Rewards
Rewards are the core training signal from the Labs API. Understanding how rewards work helps you build better training pipelines.
Reward Range
All rewards are normalized to the range 0 to 1. The specific meaning of reward values is scenario-dependent.
Reward Components
Rewards are computed from multiple factors. Scoring criteria differ across scenarios and collections—each scenario defines its own evaluation rubric:
Higher Rewards (closer to 1)
- Finding Discovery: Model uncovered a key fact
- Goal Achievement: Model completed a scenario objective
- Correct Tool Use: Model used tools appropriately
- Efficient Progress: Model made relevant progress
Lower Rewards (closer to 0)
- Harmful Recommendation: Dangerous or inappropriate advice
- Incorrect Conclusion: Wrong assessment
- Irrelevant Questions: Off-topic tangents
- Tool Misuse: Incorrect tool invocation
The Reward Signal
Each turn returns a single reward score that evaluates the conversation so far:
The reward is informed by the entire conversation history, not just the latest turn. This gives you a holistic measure of how well the model is performing against the scenario objectives.
Reward Configuration
You can control which scoring dimensions run and their relative weights using reward_config. This is useful for curriculum learning, where you progressively unlock scoring dimensions as training progresses.
quality_weights
Specify which scorers to run and their weights. Omitted keys default to 0 (not the normal default), so only scorers you explicitly include will execute. This saves tokens by skipping unnecessary LLM evaluations.
Available dimensions:
| Key | Description |
|---|
success_metrics | Did the model achieve scenario objectives? |
failure_metrics | Did the model avoid harmful actions? |
best_practices | Did the model follow best practices? |
rubrics | Per-criterion rubric scores |
discovery | Did the model uncover key facts? |
output_similarity | How close is the output to the reference? |
decision_match | Did the model make the correct decisions? |
skip_safety_gate
When true, scope compliance and terminology scorers are skipped (safety gate scores 1.0). Useful when you want to focus training on a single quality dimension without the safety gate penalizing unrelated behavior.
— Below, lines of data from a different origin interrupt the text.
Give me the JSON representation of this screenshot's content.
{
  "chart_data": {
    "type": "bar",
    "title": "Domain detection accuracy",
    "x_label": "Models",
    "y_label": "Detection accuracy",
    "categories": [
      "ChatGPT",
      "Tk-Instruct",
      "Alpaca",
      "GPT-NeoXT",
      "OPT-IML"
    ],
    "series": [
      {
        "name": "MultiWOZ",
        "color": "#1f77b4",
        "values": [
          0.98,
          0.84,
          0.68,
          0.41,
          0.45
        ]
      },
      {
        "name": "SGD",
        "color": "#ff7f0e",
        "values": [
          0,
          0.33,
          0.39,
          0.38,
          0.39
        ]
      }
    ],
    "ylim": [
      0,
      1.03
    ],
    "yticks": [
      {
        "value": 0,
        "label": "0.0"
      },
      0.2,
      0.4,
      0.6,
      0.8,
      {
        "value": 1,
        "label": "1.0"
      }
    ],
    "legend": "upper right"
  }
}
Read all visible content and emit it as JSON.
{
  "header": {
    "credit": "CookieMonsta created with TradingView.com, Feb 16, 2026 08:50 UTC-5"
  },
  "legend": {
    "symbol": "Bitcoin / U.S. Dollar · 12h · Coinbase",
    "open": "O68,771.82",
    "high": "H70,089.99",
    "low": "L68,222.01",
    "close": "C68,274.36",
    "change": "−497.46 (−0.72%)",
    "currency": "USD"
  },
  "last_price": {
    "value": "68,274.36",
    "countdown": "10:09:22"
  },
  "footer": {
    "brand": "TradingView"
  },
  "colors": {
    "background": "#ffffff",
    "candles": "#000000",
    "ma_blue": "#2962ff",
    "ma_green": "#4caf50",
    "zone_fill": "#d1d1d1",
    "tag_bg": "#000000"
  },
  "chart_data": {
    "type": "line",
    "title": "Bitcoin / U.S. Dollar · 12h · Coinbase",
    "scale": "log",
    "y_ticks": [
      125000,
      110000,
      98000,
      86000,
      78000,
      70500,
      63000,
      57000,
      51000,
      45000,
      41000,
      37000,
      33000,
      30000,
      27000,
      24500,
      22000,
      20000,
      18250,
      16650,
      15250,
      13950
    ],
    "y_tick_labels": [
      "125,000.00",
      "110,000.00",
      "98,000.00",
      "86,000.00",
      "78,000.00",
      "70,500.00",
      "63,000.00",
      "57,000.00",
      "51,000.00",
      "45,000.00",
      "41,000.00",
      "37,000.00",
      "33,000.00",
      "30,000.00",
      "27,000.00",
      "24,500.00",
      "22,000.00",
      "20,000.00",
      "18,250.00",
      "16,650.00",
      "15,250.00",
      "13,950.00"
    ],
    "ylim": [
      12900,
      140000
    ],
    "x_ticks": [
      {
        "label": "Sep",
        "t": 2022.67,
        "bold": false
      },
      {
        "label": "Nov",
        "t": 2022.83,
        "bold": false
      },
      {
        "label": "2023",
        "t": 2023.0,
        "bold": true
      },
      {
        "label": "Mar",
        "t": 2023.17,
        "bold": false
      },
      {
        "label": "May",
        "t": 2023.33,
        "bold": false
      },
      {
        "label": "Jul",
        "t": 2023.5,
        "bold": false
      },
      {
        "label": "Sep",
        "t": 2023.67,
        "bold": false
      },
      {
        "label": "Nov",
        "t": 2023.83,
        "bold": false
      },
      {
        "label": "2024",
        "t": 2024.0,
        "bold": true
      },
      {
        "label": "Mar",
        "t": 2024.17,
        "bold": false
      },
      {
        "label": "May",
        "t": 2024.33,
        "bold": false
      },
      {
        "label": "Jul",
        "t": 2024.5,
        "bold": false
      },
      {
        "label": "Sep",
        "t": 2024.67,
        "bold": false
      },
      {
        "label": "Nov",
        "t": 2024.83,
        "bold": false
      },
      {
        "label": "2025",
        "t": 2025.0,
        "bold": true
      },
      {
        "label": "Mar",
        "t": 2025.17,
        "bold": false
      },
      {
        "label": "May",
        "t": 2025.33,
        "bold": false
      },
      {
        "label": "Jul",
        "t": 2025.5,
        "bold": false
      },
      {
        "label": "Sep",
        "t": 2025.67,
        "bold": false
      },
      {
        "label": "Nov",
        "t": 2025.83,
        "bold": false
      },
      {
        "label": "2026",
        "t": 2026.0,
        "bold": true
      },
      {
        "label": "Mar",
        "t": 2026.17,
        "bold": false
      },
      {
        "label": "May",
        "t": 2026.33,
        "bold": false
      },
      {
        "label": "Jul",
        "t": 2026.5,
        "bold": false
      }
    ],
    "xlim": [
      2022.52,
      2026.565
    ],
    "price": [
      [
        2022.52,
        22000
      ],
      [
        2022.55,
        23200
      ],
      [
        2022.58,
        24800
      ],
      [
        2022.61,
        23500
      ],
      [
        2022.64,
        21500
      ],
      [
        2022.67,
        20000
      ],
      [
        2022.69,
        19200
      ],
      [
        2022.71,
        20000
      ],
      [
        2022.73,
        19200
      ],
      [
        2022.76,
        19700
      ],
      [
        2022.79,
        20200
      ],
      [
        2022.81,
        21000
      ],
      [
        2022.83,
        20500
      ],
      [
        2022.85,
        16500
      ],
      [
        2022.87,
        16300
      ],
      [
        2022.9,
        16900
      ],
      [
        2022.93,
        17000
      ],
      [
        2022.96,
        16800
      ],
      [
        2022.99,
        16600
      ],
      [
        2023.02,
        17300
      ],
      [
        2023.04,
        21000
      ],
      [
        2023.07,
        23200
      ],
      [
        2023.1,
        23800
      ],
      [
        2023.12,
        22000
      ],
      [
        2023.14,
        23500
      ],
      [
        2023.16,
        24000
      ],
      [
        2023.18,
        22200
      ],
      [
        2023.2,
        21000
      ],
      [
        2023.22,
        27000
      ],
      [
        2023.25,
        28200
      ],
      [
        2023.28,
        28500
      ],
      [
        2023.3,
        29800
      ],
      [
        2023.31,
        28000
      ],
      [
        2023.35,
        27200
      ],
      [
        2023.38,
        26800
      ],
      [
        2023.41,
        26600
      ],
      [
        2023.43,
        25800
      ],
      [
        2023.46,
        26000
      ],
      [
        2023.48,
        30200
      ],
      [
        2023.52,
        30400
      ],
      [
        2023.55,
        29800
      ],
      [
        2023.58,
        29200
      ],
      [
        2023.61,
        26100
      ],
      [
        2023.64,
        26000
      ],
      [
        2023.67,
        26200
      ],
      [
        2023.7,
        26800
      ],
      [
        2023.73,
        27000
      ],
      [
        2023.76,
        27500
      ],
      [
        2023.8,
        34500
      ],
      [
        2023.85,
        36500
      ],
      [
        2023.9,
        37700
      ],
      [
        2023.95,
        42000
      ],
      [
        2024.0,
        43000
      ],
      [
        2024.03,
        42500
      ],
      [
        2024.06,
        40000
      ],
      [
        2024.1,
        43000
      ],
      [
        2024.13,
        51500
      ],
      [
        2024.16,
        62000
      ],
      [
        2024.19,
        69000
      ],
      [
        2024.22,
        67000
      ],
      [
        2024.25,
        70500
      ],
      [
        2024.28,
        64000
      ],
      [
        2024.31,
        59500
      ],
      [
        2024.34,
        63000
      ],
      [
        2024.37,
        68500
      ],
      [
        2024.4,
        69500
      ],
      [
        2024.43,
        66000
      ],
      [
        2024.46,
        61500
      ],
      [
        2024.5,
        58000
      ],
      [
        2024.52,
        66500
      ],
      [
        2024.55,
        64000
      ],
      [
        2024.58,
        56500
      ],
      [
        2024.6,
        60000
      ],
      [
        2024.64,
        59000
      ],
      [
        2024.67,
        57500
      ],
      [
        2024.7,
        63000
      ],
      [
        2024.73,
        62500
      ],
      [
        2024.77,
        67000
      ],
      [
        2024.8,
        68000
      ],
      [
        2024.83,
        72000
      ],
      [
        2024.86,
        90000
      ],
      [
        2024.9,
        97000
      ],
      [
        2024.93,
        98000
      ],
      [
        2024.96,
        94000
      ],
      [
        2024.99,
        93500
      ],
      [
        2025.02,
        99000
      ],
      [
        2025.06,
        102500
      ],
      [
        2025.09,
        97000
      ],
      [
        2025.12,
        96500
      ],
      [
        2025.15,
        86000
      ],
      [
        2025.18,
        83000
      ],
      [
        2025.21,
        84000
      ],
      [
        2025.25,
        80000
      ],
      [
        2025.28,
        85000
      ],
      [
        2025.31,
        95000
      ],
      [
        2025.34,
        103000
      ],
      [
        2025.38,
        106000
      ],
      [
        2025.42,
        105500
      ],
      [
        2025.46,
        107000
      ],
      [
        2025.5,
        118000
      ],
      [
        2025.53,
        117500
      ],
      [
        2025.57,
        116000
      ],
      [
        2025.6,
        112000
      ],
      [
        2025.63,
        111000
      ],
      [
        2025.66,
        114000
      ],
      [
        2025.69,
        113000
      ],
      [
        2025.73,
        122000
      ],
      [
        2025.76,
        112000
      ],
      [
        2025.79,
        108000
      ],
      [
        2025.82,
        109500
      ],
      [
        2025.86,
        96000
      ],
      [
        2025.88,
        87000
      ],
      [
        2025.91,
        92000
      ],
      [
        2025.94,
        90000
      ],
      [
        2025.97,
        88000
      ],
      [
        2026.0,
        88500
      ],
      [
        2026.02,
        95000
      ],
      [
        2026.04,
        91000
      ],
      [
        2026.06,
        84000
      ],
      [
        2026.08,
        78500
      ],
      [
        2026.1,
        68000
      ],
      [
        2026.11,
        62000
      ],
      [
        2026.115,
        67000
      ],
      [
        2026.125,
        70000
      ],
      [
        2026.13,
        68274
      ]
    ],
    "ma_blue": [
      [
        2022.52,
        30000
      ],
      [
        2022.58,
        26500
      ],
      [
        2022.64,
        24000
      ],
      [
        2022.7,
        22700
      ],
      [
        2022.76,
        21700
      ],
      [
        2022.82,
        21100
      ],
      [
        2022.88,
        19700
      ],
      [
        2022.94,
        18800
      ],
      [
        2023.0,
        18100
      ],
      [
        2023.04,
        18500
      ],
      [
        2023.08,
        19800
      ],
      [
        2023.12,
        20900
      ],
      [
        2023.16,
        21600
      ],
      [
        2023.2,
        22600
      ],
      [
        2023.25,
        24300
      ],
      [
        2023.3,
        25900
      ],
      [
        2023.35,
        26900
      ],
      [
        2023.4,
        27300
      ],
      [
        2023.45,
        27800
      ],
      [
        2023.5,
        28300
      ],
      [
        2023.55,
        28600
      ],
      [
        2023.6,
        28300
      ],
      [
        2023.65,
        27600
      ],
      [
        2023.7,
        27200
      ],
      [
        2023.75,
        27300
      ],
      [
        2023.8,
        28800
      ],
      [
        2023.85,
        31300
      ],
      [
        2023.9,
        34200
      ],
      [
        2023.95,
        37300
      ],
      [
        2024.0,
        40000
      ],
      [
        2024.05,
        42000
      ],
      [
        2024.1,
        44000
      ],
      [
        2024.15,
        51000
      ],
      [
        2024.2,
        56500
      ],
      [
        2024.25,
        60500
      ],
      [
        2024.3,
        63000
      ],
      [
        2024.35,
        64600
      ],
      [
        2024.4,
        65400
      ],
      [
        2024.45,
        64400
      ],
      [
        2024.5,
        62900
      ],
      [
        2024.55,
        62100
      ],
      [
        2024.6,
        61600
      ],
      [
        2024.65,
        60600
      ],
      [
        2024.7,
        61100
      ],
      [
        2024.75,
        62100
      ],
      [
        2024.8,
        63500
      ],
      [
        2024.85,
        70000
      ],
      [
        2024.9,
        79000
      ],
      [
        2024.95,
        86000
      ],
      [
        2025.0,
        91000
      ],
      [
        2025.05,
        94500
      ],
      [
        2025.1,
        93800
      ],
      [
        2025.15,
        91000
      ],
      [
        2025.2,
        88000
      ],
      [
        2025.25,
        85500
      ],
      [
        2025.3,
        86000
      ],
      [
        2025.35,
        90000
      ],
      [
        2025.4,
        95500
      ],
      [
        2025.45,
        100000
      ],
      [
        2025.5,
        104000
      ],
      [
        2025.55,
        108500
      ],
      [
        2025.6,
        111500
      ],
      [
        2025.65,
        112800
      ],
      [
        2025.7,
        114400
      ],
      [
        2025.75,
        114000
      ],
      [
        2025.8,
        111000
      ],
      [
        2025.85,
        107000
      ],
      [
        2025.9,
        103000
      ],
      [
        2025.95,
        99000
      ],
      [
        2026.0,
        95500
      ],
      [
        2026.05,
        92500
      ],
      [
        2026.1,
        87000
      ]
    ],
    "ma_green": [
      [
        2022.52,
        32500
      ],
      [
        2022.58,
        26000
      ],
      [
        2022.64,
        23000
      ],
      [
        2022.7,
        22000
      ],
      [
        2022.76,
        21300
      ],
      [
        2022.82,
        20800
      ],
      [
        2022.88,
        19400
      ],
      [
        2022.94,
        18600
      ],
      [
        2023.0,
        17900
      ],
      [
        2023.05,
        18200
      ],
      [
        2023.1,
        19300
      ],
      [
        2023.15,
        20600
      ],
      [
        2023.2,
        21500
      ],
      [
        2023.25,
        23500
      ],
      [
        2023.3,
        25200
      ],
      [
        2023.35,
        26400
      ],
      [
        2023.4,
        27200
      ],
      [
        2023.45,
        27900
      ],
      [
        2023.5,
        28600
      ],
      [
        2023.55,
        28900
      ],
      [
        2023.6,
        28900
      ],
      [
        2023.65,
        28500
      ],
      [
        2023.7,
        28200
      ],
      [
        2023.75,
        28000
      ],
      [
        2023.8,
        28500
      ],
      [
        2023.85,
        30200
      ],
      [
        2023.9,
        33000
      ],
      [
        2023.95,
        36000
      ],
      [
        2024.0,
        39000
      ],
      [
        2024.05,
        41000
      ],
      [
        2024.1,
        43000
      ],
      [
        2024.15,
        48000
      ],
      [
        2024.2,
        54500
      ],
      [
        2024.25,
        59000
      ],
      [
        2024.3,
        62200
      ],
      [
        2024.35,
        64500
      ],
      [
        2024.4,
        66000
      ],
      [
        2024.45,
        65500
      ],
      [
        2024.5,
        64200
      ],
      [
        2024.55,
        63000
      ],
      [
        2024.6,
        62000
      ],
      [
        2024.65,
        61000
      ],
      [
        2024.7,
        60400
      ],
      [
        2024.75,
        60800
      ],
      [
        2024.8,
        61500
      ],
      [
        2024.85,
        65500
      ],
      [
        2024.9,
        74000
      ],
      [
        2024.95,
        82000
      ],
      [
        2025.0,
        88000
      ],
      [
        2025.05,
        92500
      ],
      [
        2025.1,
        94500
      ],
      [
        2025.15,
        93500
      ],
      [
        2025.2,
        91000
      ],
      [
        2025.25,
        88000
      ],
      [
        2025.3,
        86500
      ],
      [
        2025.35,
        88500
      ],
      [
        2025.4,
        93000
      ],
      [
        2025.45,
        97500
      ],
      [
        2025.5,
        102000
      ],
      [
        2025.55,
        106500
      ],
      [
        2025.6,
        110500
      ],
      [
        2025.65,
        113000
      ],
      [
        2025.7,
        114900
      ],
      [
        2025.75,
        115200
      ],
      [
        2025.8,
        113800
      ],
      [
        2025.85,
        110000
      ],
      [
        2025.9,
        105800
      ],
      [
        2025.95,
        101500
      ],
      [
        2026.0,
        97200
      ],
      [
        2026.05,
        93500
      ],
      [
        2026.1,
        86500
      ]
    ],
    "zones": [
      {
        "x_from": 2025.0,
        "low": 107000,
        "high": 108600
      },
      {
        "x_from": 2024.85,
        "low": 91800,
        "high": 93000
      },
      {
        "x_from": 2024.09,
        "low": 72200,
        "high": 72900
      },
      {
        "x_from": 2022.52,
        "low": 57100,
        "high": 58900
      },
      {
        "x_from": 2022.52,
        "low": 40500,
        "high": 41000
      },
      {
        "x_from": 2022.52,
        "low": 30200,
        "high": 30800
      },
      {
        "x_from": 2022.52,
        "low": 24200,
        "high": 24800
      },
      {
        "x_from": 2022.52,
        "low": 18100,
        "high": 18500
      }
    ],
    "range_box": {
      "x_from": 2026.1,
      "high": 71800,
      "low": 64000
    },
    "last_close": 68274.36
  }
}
Example: Discovery-Only Curriculum
{
"reward_config": {
"quality_weights": {
"discovery": 1.0
},
"skip_safety_gate": true
}
}
This runs only the discovery scorer, skipping all other dimensions. A 3-phase curriculum might look like:
- Phase 1 - Discovery only:
{ "discovery": 1.0 }
- Phase 2 - Discovery + quality:
{ "discovery": 0.5, "success_metrics": 0.3, "rubrics": 0.2 }
- Phase 3 - Omit
reward_config entirely for full default scoring
Reward Shaping Tips
Handle Low Rewards
Low rewards (close to 0) indicate problematic actions. Use reward magnitude for training signal:
# Use reward directly for RL training
# Higher rewards (close to 1) reinforce good behavior
# Lower rewards (close to 0) discourage bad behavior
loss = -reward * log_prob
Reward Timing
Rewards are computed immediately after each turn submission. Each reward reflects the full conversation up to that point—how well the model is progressing toward the scenario objectives.
Score Detail Levels
Depending on your subscription, API responses include different levels of scoring detail:
| Access Level | Fields Returned |
|---|
reward_only | reward |
scores | reward, scores |
full | reward, scores, score_breakdown |
reward
Always present. A single number from 0 to 1.
scores
Present on scores and full tiers. A breakdown by dimension — names are scenario-specific:
{
"reward": 0.75,
"scores": {
"successMetrics": 0.8,
"failureMetrics": 1.0,
"rubrics": {
"score": 0.7,
"criteria": {
"informationGathering": 0.8,
"actionableGuidance": 0.6
}
}
}
}
score_breakdown
Present on full tier only. Textual reasoning per dimension — useful for debugging why a score was assigned:
{
"score_breakdown": {
"successMetrics": {
"reasoning": "The operator gathered all required case details...",
"strengths": ["Asked about prior treatment history"],
"improvements": ["Did not confirm injury date"]
}
}
}
Contact us through the Labs Portal to upgrade your subscription tier.
Debugging Rewards
If rewards seem unexpected:
- Check terminal_reason: Episode may have ended early
- Review tool calls: Incorrect tool use causes low rewards
- Consider scenario objectives: Some scenarios reward different behaviors
Use the /api/v1/compare endpoint to understand relative quality between two responses.